In another life Mark Billingham is a stand-up comedian and a brilliantly entertaining speaker, but his crime fiction seems to be a humour-free zone. This makes his police inspector hero, Tom Thorne, all the more realistic and convincing. One believes that this is how police procedure really operates, as Thorne revisits a ten-year-old case. Having sent Donna down for ten years for organising the murder of her husband, Thorne is given recent photos that show the victim is not only very much alive and living a comfortable new life, but also ready to kill anyone who might connect him with the old one. A fast moving, straight-up cop story in a series that is about to hit television.
This seems to be a roman à clef. The characters include a publisher, one of his authors (a flamboyant female bestselling novelist) and the friend who is financing his firm, the younger son of a powerful newspaper proprietor. By the time an Australian tycoon gets involved I was utterly muddled by Nick and Ned, Huber and Hugh, Giles and James. Their financial machinations are incomprehensible to non-financiers, except for the fact that all the sums mentioned are at least six figures. A young wife sleeps with a charismatic politician twice her age. People conduct verbal jousts in top-floor offices with views of London, where a butler serves Earl Grey tea in exquisite bone china. Score-settling sagas are always more interesting once some journalist has winkled out and revealed who everyone is meant to be, and to an outsider without a key, this turgid tale seems more like a Jeffrey Archer novel than a revenge fantasy by one of London’s literati.

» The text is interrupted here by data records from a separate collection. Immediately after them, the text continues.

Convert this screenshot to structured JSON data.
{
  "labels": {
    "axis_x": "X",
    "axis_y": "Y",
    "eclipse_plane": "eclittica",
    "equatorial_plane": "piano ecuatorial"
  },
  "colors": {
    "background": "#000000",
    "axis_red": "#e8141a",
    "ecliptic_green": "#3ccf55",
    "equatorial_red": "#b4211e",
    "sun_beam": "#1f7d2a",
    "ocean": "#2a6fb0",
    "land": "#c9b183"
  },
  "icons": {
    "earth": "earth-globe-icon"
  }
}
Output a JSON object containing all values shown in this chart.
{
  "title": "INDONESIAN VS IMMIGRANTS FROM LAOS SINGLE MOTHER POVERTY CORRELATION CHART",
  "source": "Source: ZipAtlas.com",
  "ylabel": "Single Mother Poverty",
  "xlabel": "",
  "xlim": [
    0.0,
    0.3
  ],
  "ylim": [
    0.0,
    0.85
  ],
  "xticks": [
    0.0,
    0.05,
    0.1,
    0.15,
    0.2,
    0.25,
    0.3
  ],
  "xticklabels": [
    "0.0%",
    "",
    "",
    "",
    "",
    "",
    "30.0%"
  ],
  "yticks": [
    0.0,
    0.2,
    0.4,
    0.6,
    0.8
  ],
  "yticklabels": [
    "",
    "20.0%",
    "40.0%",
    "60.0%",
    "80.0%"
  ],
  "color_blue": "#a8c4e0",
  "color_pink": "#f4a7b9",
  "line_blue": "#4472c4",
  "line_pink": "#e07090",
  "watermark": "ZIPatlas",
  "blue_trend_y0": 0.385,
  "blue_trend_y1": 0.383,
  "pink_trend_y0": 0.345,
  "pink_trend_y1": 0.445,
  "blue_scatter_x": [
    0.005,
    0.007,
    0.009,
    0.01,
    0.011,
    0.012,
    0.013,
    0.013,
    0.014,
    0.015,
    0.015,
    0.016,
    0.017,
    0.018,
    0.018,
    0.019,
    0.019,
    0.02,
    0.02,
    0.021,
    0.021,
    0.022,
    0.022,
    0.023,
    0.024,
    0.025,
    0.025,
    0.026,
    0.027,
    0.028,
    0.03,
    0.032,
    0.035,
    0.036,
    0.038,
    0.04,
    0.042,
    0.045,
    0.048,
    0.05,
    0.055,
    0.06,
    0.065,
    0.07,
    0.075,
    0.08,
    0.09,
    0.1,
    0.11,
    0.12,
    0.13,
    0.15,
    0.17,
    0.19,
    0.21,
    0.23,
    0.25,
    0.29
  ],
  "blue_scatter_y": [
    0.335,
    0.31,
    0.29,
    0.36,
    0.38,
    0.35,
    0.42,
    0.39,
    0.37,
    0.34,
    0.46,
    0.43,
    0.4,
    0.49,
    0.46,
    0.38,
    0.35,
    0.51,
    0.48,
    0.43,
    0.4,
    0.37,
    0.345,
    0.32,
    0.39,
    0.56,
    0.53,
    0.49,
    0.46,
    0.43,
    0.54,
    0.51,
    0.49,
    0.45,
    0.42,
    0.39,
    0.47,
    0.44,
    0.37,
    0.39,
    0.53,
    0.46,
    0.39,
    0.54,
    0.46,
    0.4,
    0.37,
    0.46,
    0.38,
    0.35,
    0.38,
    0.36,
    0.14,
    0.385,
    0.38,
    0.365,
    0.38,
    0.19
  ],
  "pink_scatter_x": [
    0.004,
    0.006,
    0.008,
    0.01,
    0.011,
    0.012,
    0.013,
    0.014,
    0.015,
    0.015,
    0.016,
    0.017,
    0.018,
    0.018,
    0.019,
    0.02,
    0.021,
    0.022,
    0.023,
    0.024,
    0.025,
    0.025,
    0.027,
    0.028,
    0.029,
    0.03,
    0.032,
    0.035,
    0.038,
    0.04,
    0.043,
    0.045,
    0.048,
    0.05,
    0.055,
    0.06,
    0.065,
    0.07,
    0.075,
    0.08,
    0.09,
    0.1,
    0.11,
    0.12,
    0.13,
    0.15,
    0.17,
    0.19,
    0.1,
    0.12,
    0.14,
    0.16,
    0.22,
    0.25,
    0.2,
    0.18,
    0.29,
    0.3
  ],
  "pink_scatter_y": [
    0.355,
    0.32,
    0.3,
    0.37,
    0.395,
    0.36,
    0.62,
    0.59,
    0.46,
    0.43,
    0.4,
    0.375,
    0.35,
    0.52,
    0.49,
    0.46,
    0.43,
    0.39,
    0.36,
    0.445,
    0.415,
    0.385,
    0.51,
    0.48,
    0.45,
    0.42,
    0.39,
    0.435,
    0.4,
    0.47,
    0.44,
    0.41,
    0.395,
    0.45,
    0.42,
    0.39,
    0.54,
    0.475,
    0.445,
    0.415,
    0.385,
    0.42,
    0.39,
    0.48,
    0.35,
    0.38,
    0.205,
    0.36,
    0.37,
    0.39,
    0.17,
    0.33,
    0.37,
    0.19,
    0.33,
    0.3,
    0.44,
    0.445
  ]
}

Here is the perfect summer holiday read. Long, gripping and beautifully written, it tells the story of two young women who start working for the Italian resistance in the autumn of 1943. In parallel we read about a police investigation of the present day, after two surviving heroes of the resistance are found murdered. Grindle vividly evokes Florence as few tourists see it now, in filthy winter weather, and as none saw it in the past, under the cruel German occupation. An author’s note tells us that that the characters and their exploits are fictional, but inspired by the lives of real people and actual events. Their story certainly convinced and also absorbed me.
One of the charms of the old-fashioned body-in-the-library story is that it reaches a logical end. The murderer is identified and all the characters go back to square one, without aftereffects, until the next episode. One of the major differences between that kind of fiction and more realistic contemporary crime fiction is that, in the latter, nobody can go back. The victim of violent crime – in this novel, rape – can never again be the person she was before it happened, and nor can those more peripherally involved, such as witnesses and family members. N J Cooper demonstrates this vividly in her second novel of a new series about an ambitious young criminal psychologist who returns to the Isle of Wight when a violent criminal, hunting for a previous victim who has built herself a new life, goes on the run there. An insightful, emotionally involving story with an intriguing mystery plot – highly recommended.
An ordinary block of flats in an ordinary street in an ordinary London suburb is inhabited by a collection of apparently ordinary people. But this is Rendell-land, where nobody is unremarkable. This eighty year-old’s psychological and sociological insight has not been blunted by age. If you are the sort of person who invents life histories for the other people in a bus or Tube, this book is for you. If not, perhaps not.